Снохождение
Шрифт:
Тот молчал, ничего не отвечая; взял в руки бутыль, повертел, постучал донышком о колено. Взгляд исподлобья для неё, потом снова стук донышком.
«Большая бутыль», — подумала Миланэ. — «Кружек десять».
Резко и внезапно налил себе, потом и ей; все движения говорили, что возражений и протеста он не потерпит.
«Когда поймёшь ты, милая ученица…», — начертала Ваалу-Миланэ-Белсарра. — «Как же я хорошо помню эти слова…».
— Ладно. Не бери в голову, — протянул к ней кружку. — Напиши ещё, что я считаю Ваалу-Мессали настоящей сукой.
Небольшая заминка: Миланэ отставила перо на стол, а дощечку с бумагой — вниз, на пол возле кровати. Снова воссела ровно, ушки вверх, левая обнимает живот-талию, правая — к нему.
Взяла вино.
— Ошибаешься, Хайдарр, — Миланэ, наконец ответив на его жест, отпила совсем немножко и поставила кружку обратно на стол. — Всё это — поход, повадки Мессали, Вестающая — просто совпадение, случайное и мимолётное, но наш ум любит связывать причины-следствия, даже самые нелепые. Однажды ты увидел плохой цветок — уверена, что это было ещё до Мессали, но ты скрываешь это в тенях — и воздумал, что таковы все цветы нашей породы. Гляди: есть плохие воины, а есть плохие Ашаи. Что ж до Вестающей, то они упрямы, необычны, но не потому, что мерзки душою, но потому, что живут не как все и чувствуют не то, что все. Им суждено день жить, а ночью взмывать душой, чтобы говорить во снах всё, что требуют Сунги, что требует Империя. Отыщи снисхождение и понимание к их странным повадкам; они тоже подневольны в жизни, как воины.
Хайдарр хмыкнул.
— Да не убедила. Всё равно несправедливо.
— Что именно?
— То, что Мессали так себя вела.
— Я не собиралась отрицать, что это может показаться несправедливым. Тем не менее, давай вместе согласимся: твой командир — взрослый лев; и Мессали — тоже; и его супруга, и все-все-все. Мы вольны выбирать то, что хотим. Разве мы не можем взять ответственность за то, что вершим? — с горячим убеждением молвила Ваалу-Миланэ.
— Ладно, хвост с ним. Пусть, — махнул лапой. — Почему Мессали ни разу… скажем… я ни разу не видел, чтобы она заботилась в лазарете? И никогда не слышал, чтобы она там была? Не видел, чтобы зажигала где-то огонь. Или кому-то сказала доброе слово.
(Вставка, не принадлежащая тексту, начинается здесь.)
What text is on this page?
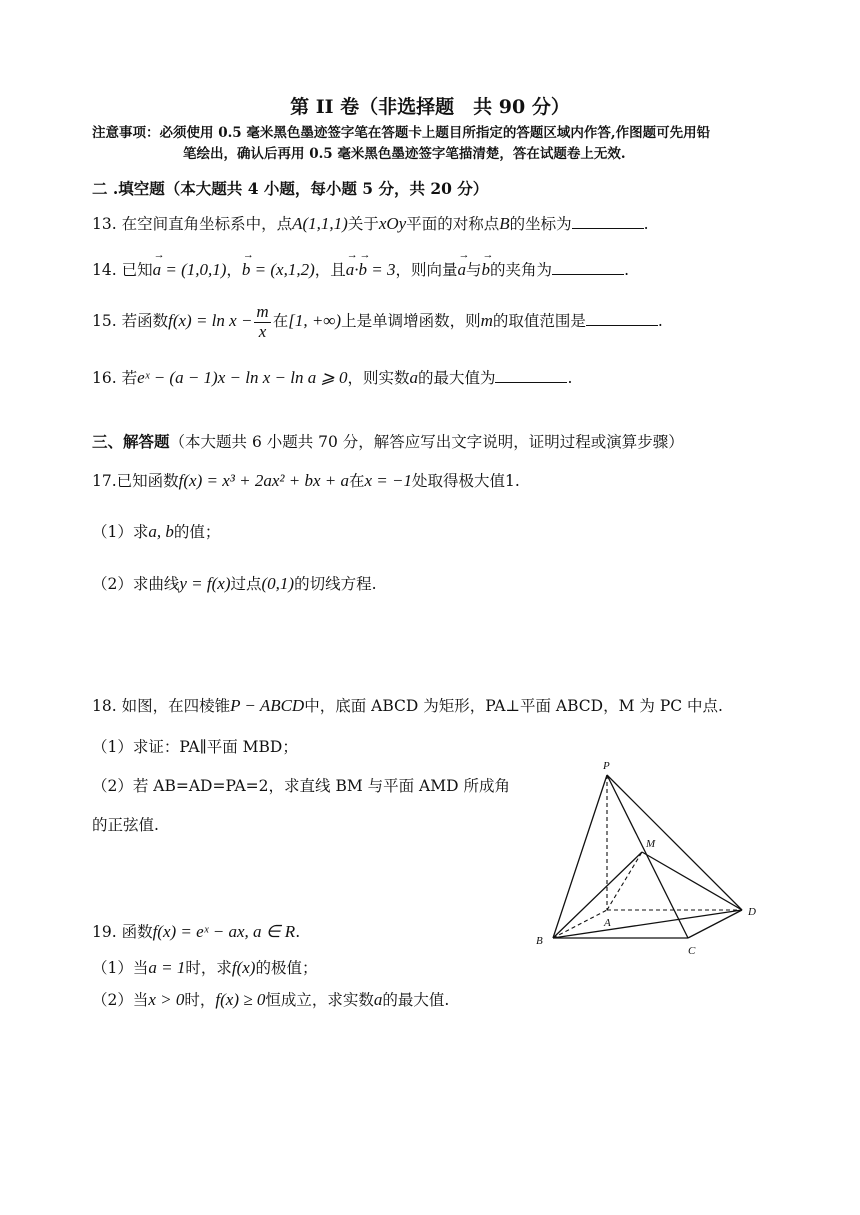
第 II 卷（非选择题　共 90 分）
注意事项：必须使用 0.5 毫米黑色墨迹签字笔在答题卡上题目所指定的答题区域内作答,作图题可先用铅
笔绘出，确认后再用 0.5 毫米黑色墨迹签字笔描清楚，答在试题卷上无效.
二 .填空题（本大题共 4 小题，每小题 5 分，共 20 分）
13. 在空间直角坐标系中，点A(1,1,1)关于xOy平面的对称点B的坐标为	.
14. 已知→ a = (1,0,1)，→ b = (x,1,2)，且→ a·→ b = 3，则向量→ a与→ b的夹角为	.
15. 若函数$f(x) = \ln x - \frac{m}{x}$ 在[1, +∞)上是单调增函数，则m的取值范围是	.
16. 若eˣ − (a − 1)x − ln x − ln a ⩾ 0，则实数a的最大值为	.
三、解答题（本大题共 6 小题共 70 分，解答应写出文字说明，证明过程或演算步骤）
17.已知函数f(x) = x³ + 2ax² + bx + a在x = −1处取得极大值1.
（1）求a, b的值；
（2）求曲线y = f(x)过点(0,1)的切线方程.
18. 如图，在四棱锥P − ABCD中，底面 ABCD 为矩形，PA⊥平面 ABCD，M 为 PC 中点.
（1）求证：PA∥平面 MBD；
（2）若 AB=AD=PA=2，求直线 BM 与平面 AMD 所成角
的正弦值.
P
M
A
B
C
D
19. 函数f(x) = eˣ − ax, a ∈ R.
（1）当a = 1时，求f(x)的极值；
（2）当x > 0时，f(x) ≥ 0恒成立，求实数a的最大值.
— Кто знает, в чём заключалось её служение. Могло быть так, что эта Ашаи попросту не успевала.
— Ну, разве что иное я мог услышать? За верных Сунгов.
Последние слова были полны острейшего сарказма, а сам он беззвучно смеялся. Миланэ, тем не менее, выпила до дна.
— Плевать на Мессали, — продолжил он. — Но почему Вестающая была столь… пошлой, наверное, да? Она ведь не какая-то патрицианка, у которой кроме денег, мужа и происхождения — ничего нет. Зачем паланкин, зачем вся эта дурная мишура? Охрана. Суета… У неё же должно быть нечто такое… Не знаю. Неимоверное, удивительное. Ей должно быть плевать, — и он наглядно изобразил, как именно ей должно быть всё равно, — на этот светский балаган, на богатство, роскошь.
«Что ему сказать в защиту?», — думала Миланэ.
— Вестающие нуждаются в защите, Хайдарр. Я хорошо это знаю, — вдруг вспомнила о погибшей ученице Вестающих. Ученица. Книга. Кровь. «Снохождение».
Зашумел шальной ночной ветер за окном. Сильно подавшись на стуле к окну и отвернув занавеску, Хайдарр бесцельно выглянул туда. Потом снова взглянул на дочь Андарии и воспринял её молчание за вежливое недоумение.
— Ты не понимаешь, о чём я, — с безнадёгой махнул он лапой. — Ладно, пойду.
Заметно, ой как заметно, что уходить не хочет — даже не шевельнулся.
— Не уходи, — чуть погодя, молвила Миланэ, взмахнув хвостом. — Мы ещё не закончили.
— Этого тебе хватит, чтобы упечь меня куда подальше, — сказал он, показывая на писчую дощечку, которую Миланэ отставила подальше на кровать.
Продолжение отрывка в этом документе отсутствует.